On quality, Massimo Group scores 19/100 on Intrinsiqq's quality scorecard, weighing growth, margins, returns on capital, share count, and balance-sheet strength. All figures are computed from SEC filings; read the full . This is analysis, not investment advice.
Massimo Group scores 19 out of 100 on Intrinsiqq's quality score, a weighted blend of 7 metrics each scored 0 to 100, which makes it a lower-quality business on these measures. Recent fundamentals include a 5.2% operating margin and a 9.3% return on invested capital. The score weighs revenue and free-cash-flow growth, operating margins, return on invested capital, share-count change, and balance-sheet strength, all computed from SEC filings, not opinion. Because valuation only means something relative to quality, the full metric-by-metric breakdown is on the quality scorecard.

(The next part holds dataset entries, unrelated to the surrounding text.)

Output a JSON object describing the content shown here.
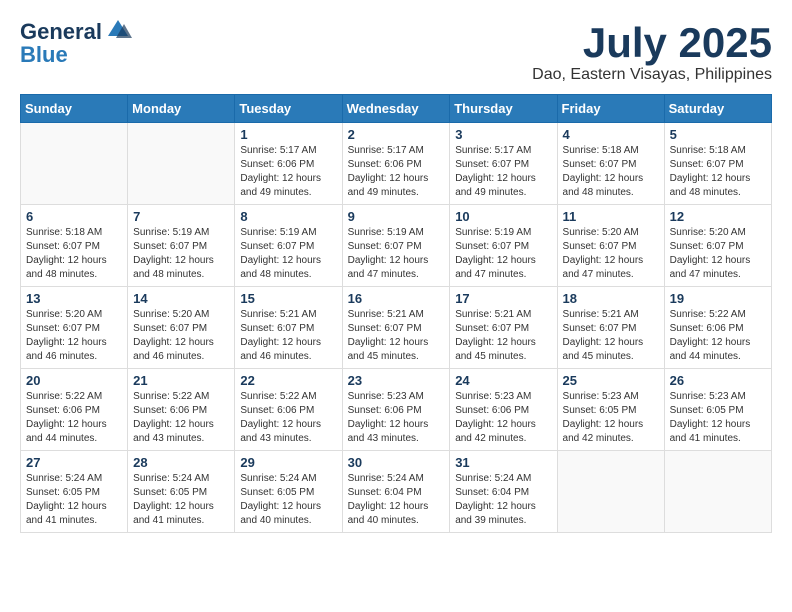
{
  "logo": {
    "general": "General",
    "blue": "Blue"
  },
  "title": {
    "month_year": "July 2025",
    "location": "Dao, Eastern Visayas, Philippines"
  },
  "weekdays": [
    "Sunday",
    "Monday",
    "Tuesday",
    "Wednesday",
    "Thursday",
    "Friday",
    "Saturday"
  ],
  "weeks": [
    [
      {
        "day": "",
        "info": ""
      },
      {
        "day": "",
        "info": ""
      },
      {
        "day": "1",
        "info": "Sunrise: 5:17 AM\nSunset: 6:06 PM\nDaylight: 12 hours and 49 minutes."
      },
      {
        "day": "2",
        "info": "Sunrise: 5:17 AM\nSunset: 6:06 PM\nDaylight: 12 hours and 49 minutes."
      },
      {
        "day": "3",
        "info": "Sunrise: 5:17 AM\nSunset: 6:07 PM\nDaylight: 12 hours and 49 minutes."
      },
      {
        "day": "4",
        "info": "Sunrise: 5:18 AM\nSunset: 6:07 PM\nDaylight: 12 hours and 48 minutes."
      },
      {
        "day": "5",
        "info": "Sunrise: 5:18 AM\nSunset: 6:07 PM\nDaylight: 12 hours and 48 minutes."
      }
    ],
    [
      {
        "day": "6",
        "info": "Sunrise: 5:18 AM\nSunset: 6:07 PM\nDaylight: 12 hours and 48 minutes."
      },
      {
        "day": "7",
        "info": "Sunrise: 5:19 AM\nSunset: 6:07 PM\nDaylight: 12 hours and 48 minutes."
      },
      {
        "day": "8",
        "info": "Sunrise: 5:19 AM\nSunset: 6:07 PM\nDaylight: 12 hours and 48 minutes."
      },
      {
        "day": "9",
        "info": "Sunrise: 5:19 AM\nSunset: 6:07 PM\nDaylight: 12 hours and 47 minutes."
      },
      {
        "day": "10",
        "info": "Sunrise: 5:19 AM\nSunset: 6:07 PM\nDaylight: 12 hours and 47 minutes."
      },
      {
        "day": "11",
        "info": "Sunrise: 5:20 AM\nSunset: 6:07 PM\nDaylight: 12 hours and 47 minutes."
      },
      {
        "day": "12",
        "info": "Sunrise: 5:20 AM\nSunset: 6:07 PM\nDaylight: 12 hours and 47 minutes."
      }
    ],
    [
      {
        "day": "13",
        "info": "Sunrise: 5:20 AM\nSunset: 6:07 PM\nDaylight: 12 hours and 46 minutes."
      },
      {
        "day": "14",
        "info": "Sunrise: 5:20 AM\nSunset: 6:07 PM\nDaylight: 12 hours and 46 minutes."
      },
      {
        "day": "15",
        "info": "Sunrise: 5:21 AM\nSunset: 6:07 PM\nDaylight: 12 hours and 46 minutes."
      },
      {
        "day": "16",
        "info": "Sunrise: 5:21 AM\nSunset: 6:07 PM\nDaylight: 12 hours and 45 minutes."
      },
      {
        "day": "17",
        "info": "Sunrise: 5:21 AM\nSunset: 6:07 PM\nDaylight: 12 hours and 45 minutes."
      },
      {
        "day": "18",
        "info": "Sunrise: 5:21 AM\nSunset: 6:07 PM\nDaylight: 12 hours and 45 minutes."
      },
      {
        "day": "19",
        "info": "Sunrise: 5:22 AM\nSunset: 6:06 PM\nDaylight: 12 hours and 44 minutes."
      }
    ],
    [
      {
        "day": "20",
        "info": "Sunrise: 5:22 AM\nSunset: 6:06 PM\nDaylight: 12 hours and 44 minutes."
      },
      {
        "day": "21",
        "info": "Sunrise: 5:22 AM\nSunset: 6:06 PM\nDaylight: 12 hours and 43 minutes."
      },
      {
        "day": "22",
        "info": "Sunrise: 5:22 AM\nSunset: 6:06 PM\nDaylight: 12 hours and 43 minutes."
      },
      {
        "day": "23",
        "info": "Sunrise: 5:23 AM\nSunset: 6:06 PM\nDaylight: 12 hours and 43 minutes."
      },
      {
        "day": "24",
        "info": "Sunrise: 5:23 AM\nSunset: 6:06 PM\nDaylight: 12 hours and 42 minutes."
      },
      {
        "day": "25",
        "info": "Sunrise: 5:23 AM\nSunset: 6:05 PM\nDaylight: 12 hours and 42 minutes."
      },
      {
        "day": "26",
        "info": "Sunrise: 5:23 AM\nSunset: 6:05 PM\nDaylight: 12 hours and 41 minutes."
      }
    ],
    [
      {
        "day": "27",
        "info": "Sunrise: 5:24 AM\nSunset: 6:05 PM\nDaylight: 12 hours and 41 minutes."
      },
      {
        "day": "28",
        "info": "Sunrise: 5:24 AM\nSunset: 6:05 PM\nDaylight: 12 hours and 41 minutes."
      },
      {
        "day": "29",
        "info": "Sunrise: 5:24 AM\nSunset: 6:05 PM\nDaylight: 12 hours and 40 minutes."
      },
      {
        "day": "30",
        "info": "Sunrise: 5:24 AM\nSunset: 6:04 PM\nDaylight: 12 hours and 40 minutes."
      },
      {
        "day": "31",
        "info": "Sunrise: 5:24 AM\nSunset: 6:04 PM\nDaylight: 12 hours and 39 minutes."
      },
      {
        "day": "",
        "info": ""
      },
      {
        "day": "",
        "info": ""
      }
    ]
  ]
}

That depends on valuation and quality together, not either alone. you should weigh MAMO's valuation and scores 19/100 on quality (lower-quality). A cheap price is only a bargain if the business is durable, and a premium can be justified by genuine quality, so the two questions, "is it cheap?" and "is it good?", only make sense side by side. Read the valuation against the quality scorecard, run the DCF on your own assumptions, and decide for yourself. This is analysis from SEC filings, not investment advice.